1. Field of the Invention
This invention relates to an improvement in an semiconductor laser device having a strained quantum well structure.
2. Prior Art
FIG. 5 of the accompanying drawings illustrates a known strained quantum well type semiconductor laser device.
Referring to FIG. 5, the semiconductor laser device comprises an n-InP buffer layer 2 and a nondoped GaInAsP light confining layer 3 are sequentially laid on an n-InP substrate 1 and then a nondoped InAs.sub.y P.sub.1-y strained quantum well layer 4a, a nondoped GaInAsP barrier layer 4b and a nondoped InAs.sub.y P.sub.1-y quantum well layer 4c are sequentially laid thereon to form a light emitting active layer 4. Thereafter, a nondoped GaInAsP light confining layer 5, a p-InP clad layer 6 and a p.sup.+ -GaInAs contact layer 7 are sequentially laid thereon to form a multilayer structure.
Of the layers, each of the light confining layer 3, the barrier layer 4b and the light confining layer 5 may be made of nondoped GaInAsP and have a wavelength specific to its composition which is equal to 1.1 .mu.m, while the strained quantum well layer 4a may be made of nondoped InAs.sub.y P.sub.1-y and have a film thickness of 80 .ANG., assuming its composition ratio y to be 0.55, and the semiconductor laser device may have a resonator length of 900 .mu.m.
A strained quantum well type semiconductor laser device as illustrated in FIG. 5 and having the above specified values provides a low threshold current density of approximately 450 .ANG./cm.sup.2.

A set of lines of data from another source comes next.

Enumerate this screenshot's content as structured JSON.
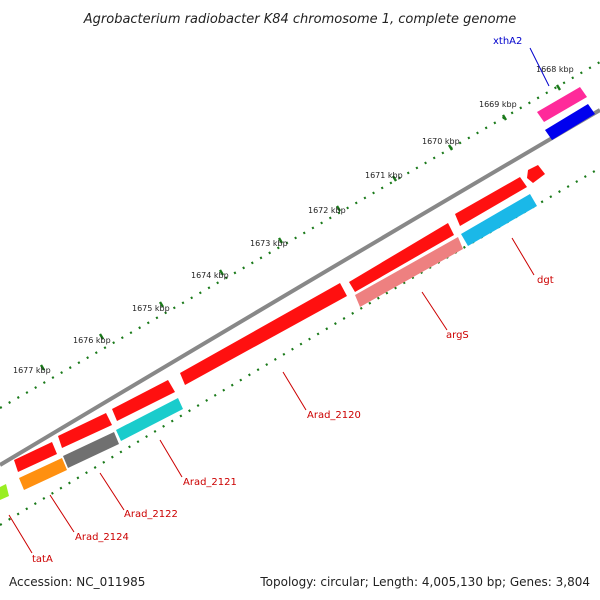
{
  "title": "Agrobacterium radiobacter K84 chromosome 1, complete genome",
  "footer": {
    "accession": "Accession: NC_011985",
    "summary": "Topology: circular; Length: 4,005,130 bp; Genes: 3,804"
  },
  "ticks": [
    "1668 kbp",
    "1669 kbp",
    "1670 kbp",
    "1671 kbp",
    "1672 kbp",
    "1673 kbp",
    "1674 kbp",
    "1675 kbp",
    "1676 kbp",
    "1677 kbp"
  ],
  "genes": [
    {
      "label": "xthA2",
      "color": "#0000cc"
    },
    {
      "label": "dgt",
      "color": "#cc0000"
    },
    {
      "label": "argS",
      "color": "#cc0000"
    },
    {
      "label": "Arad_2120",
      "color": "#cc0000"
    },
    {
      "label": "Arad_2121",
      "color": "#cc0000"
    },
    {
      "label": "Arad_2122",
      "color": "#cc0000"
    },
    {
      "label": "Arad_2124",
      "color": "#cc0000"
    },
    {
      "label": "tatA",
      "color": "#cc0000"
    }
  ],
  "colors": {
    "backbone": "#888888",
    "tick": "#1a7a1a",
    "forward_gene": "#ff1010",
    "magenta_gene": "#ff2a9a",
    "blue_gene": "#0000ee",
    "cyan_gene": "#1ab8e8",
    "salmon_gene": "#ee8080",
    "teal_gene": "#1acccc",
    "gray_gene": "#707070",
    "orange_gene": "#ff9010",
    "lime_gene": "#99ee22"
  }
}
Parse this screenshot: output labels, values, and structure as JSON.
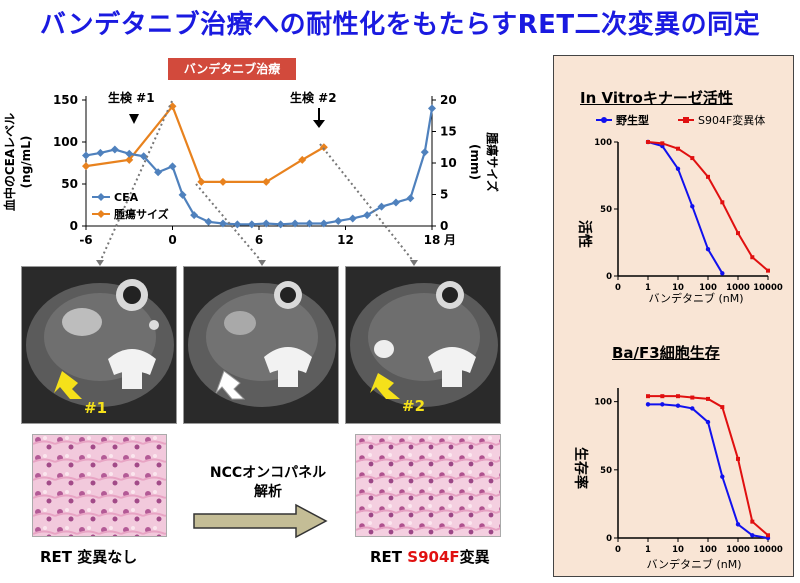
{
  "title": "バンデタニブ治療への耐性化をもたらすRET二次変異の同定",
  "badge": "バンデタニブ治療",
  "timeline": {
    "left_axis_label_1": "血中のCEAレベル",
    "left_axis_label_2": "(ng/mL)",
    "right_axis_label_1": "腫瘍サイズ",
    "right_axis_label_2": "(mm)",
    "left_ticks": [
      "150",
      "100",
      "50",
      "0"
    ],
    "right_ticks": [
      "20",
      "15",
      "10",
      "5",
      "0"
    ],
    "x_ticks": [
      "-6",
      "0",
      "6",
      "12",
      "18"
    ],
    "x_unit": "月",
    "biopsy1": "生検 #1",
    "biopsy2": "生検 #2",
    "legend_cea": "CEA",
    "legend_tumor": "腫瘍サイズ",
    "colors": {
      "cea": "#4f81bd",
      "tumor": "#e8821e"
    }
  },
  "chart_data": [
    {
      "type": "line",
      "title": "",
      "xlabel": "月",
      "x_range": [
        -6,
        18
      ],
      "series": [
        {
          "name": "CEA",
          "axis": "left",
          "ylim": [
            0,
            150
          ],
          "x": [
            -6,
            -5,
            -4,
            -3,
            -2,
            -1,
            0,
            0.7,
            1.5,
            2.5,
            3.5,
            4.5,
            5.5,
            6.5,
            7.5,
            8.5,
            9.5,
            10.5,
            11.5,
            12.5,
            13.5,
            14.5,
            15.5,
            16.5,
            17.5,
            18
          ],
          "values": [
            84,
            87,
            91,
            86,
            83,
            64,
            71,
            37,
            13,
            5,
            3,
            2,
            2,
            3,
            2,
            3,
            3,
            3,
            6,
            9,
            13,
            23,
            28,
            33,
            88,
            140
          ]
        },
        {
          "name": "腫瘍サイズ",
          "axis": "right",
          "ylim": [
            0,
            20
          ],
          "x": [
            -6,
            -3,
            0,
            2,
            3.5,
            6.5,
            9,
            10.5
          ],
          "values": [
            9.5,
            10.5,
            19,
            7,
            7,
            7,
            10.5,
            12.5
          ]
        }
      ]
    },
    {
      "type": "line",
      "title": "In Vitroキナーゼ活性",
      "xlabel": "バンデタニブ (nM)",
      "ylabel": "活性",
      "xscale": "log",
      "x_ticks": [
        "0",
        "1",
        "10",
        "100",
        "1000",
        "10000"
      ],
      "y_ticks": [
        "100",
        "50",
        "0"
      ],
      "ylim": [
        0,
        100
      ],
      "series": [
        {
          "name": "野生型",
          "color": "#1111ee",
          "x": [
            1,
            3,
            10,
            30,
            100,
            300
          ],
          "values": [
            100,
            97,
            80,
            52,
            20,
            2
          ]
        },
        {
          "name": "S904F変異体",
          "color": "#e01010",
          "x": [
            1,
            3,
            10,
            30,
            100,
            300,
            1000,
            3000,
            10000
          ],
          "values": [
            100,
            99,
            95,
            88,
            74,
            55,
            32,
            14,
            4
          ]
        }
      ]
    },
    {
      "type": "line",
      "title": "Ba/F3細胞生存",
      "xlabel": "バンデタニブ (nM)",
      "ylabel": "生存率",
      "xscale": "log",
      "x_ticks": [
        "0",
        "1",
        "10",
        "100",
        "1000",
        "10000"
      ],
      "y_ticks": [
        "100",
        "50",
        "0"
      ],
      "ylim": [
        0,
        110
      ],
      "series": [
        {
          "name": "野生型",
          "color": "#1111ee",
          "x": [
            1,
            3,
            10,
            30,
            100,
            300,
            1000,
            3000,
            10000
          ],
          "values": [
            98,
            98,
            97,
            95,
            85,
            45,
            10,
            2,
            0
          ]
        },
        {
          "name": "S904F変異体",
          "color": "#e01010",
          "x": [
            1,
            3,
            10,
            30,
            100,
            300,
            1000,
            3000,
            10000
          ],
          "values": [
            104,
            104,
            104,
            103,
            102,
            96,
            58,
            12,
            2
          ]
        }
      ]
    }
  ],
  "panel": {
    "kinase_title": "In Vitroキナーゼ活性",
    "kinase_ylabel": "活性",
    "survival_title": "Ba/F3細胞生存",
    "survival_ylabel": "生存率",
    "xlabel": "バンデタニブ (nM)",
    "legend_wt": "野生型",
    "legend_mut": "S904F変異体",
    "x_ticks": [
      "0",
      "1",
      "10",
      "100",
      "1000",
      "10000"
    ],
    "y_ticks": [
      "100",
      "50",
      "0"
    ]
  },
  "ct_labels": {
    "img1": "#1",
    "img3": "#2"
  },
  "arrow_text_1": "NCCオンコパネル",
  "arrow_text_2": "解析",
  "left_caption": "RET 変異なし",
  "right_caption_prefix": "RET ",
  "right_caption_mut": "S904F",
  "right_caption_suffix": "変異"
}
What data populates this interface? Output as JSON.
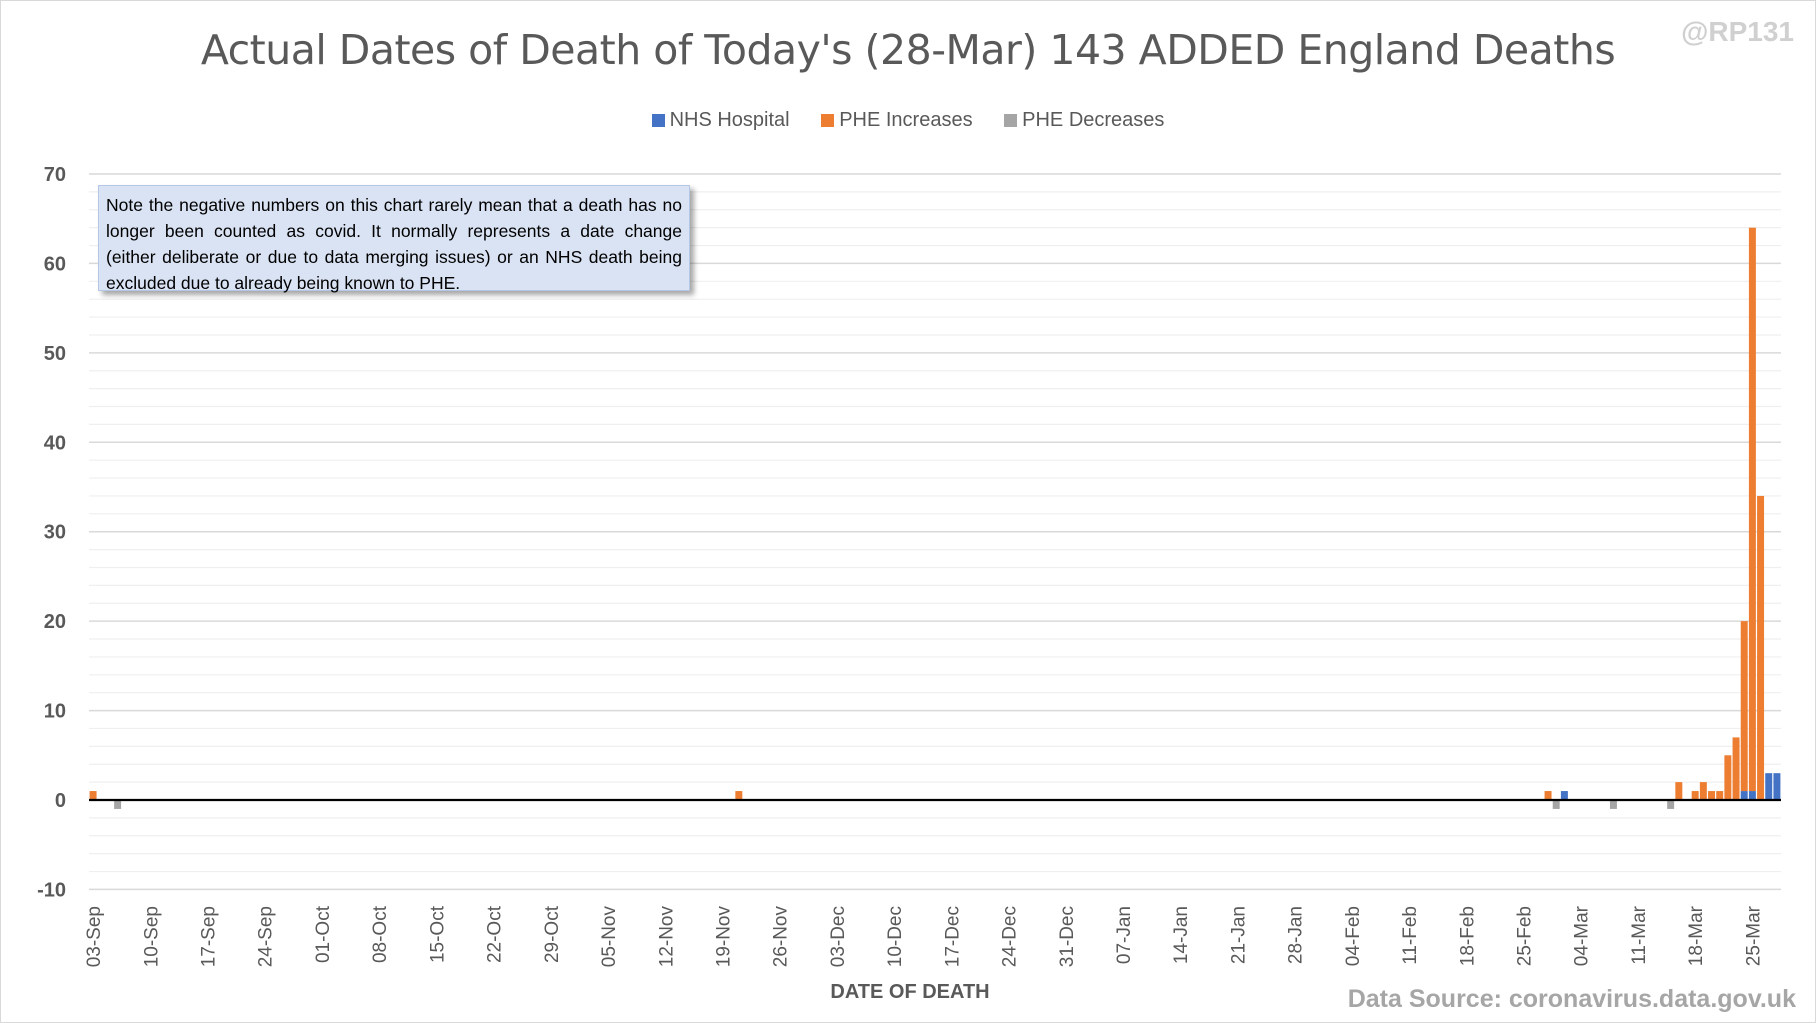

As is well known, a well structure is formed for an energy band in a semiconductor laser device having an above described configuration, utilizing the compositional difference of the strained quantum well layer 4a, the light confining layers 3 and 5 and the barrier layer 4b.
If, for instance, the composition ratio y of the strained quantum well layer 4a comprising V-group elements is 0.55, a compression stress is applied to the strained quantum well layer 4a due to the difference of lattice constant to deform the layer by 1.77%.
In general, a strained quantum well layer of the type under consideration preferably has a large film thickness and/or a multilayer structure comprising a relatively large number of component layers from the viewpoint of reducing its oscillation threshold current level and raising its high frequency performance. However, a large film thickness and/or a multilayer structure of a strained quantum well layer can give rise to crystal dislocations if the strained quantum well layer is deformed to the above described extent.
It is known from experiments that a semiconductor laser device has a critical film thickness (total film thickness if it has a multilayer structure) of approximately 300.ANG..
Thus, the semiconductor laser device 4a may appropriately have a multilayer structure comprising two to three component layers from 300 .ANG. (critical film thickness)/80 .ANG. (thickness of each component film).
A conventional strained quantum well layer type semiconductor laser device typically shown in FIG. 5 may have a strained quantum well layer comprising only few component layers to raise the carrier density that each of the component layers of the strained quantum well layer bears, meaning that an enhanced carrier density is needed for oscillation.
This is why a conventional strained quantum well layer type semiconductor laser device is less effective than a nonstrained quantum well layer type semiconductor laser device in terms of oscillation threshold current, oscillation efficiency at high temperature range and high frequency performance.
In view of these technological problems, it is therefore an object of the present invention to provide an improved strained quantum well layer semiconductor laser device in terms of low threshold current, high temperature operation and high frequency performance.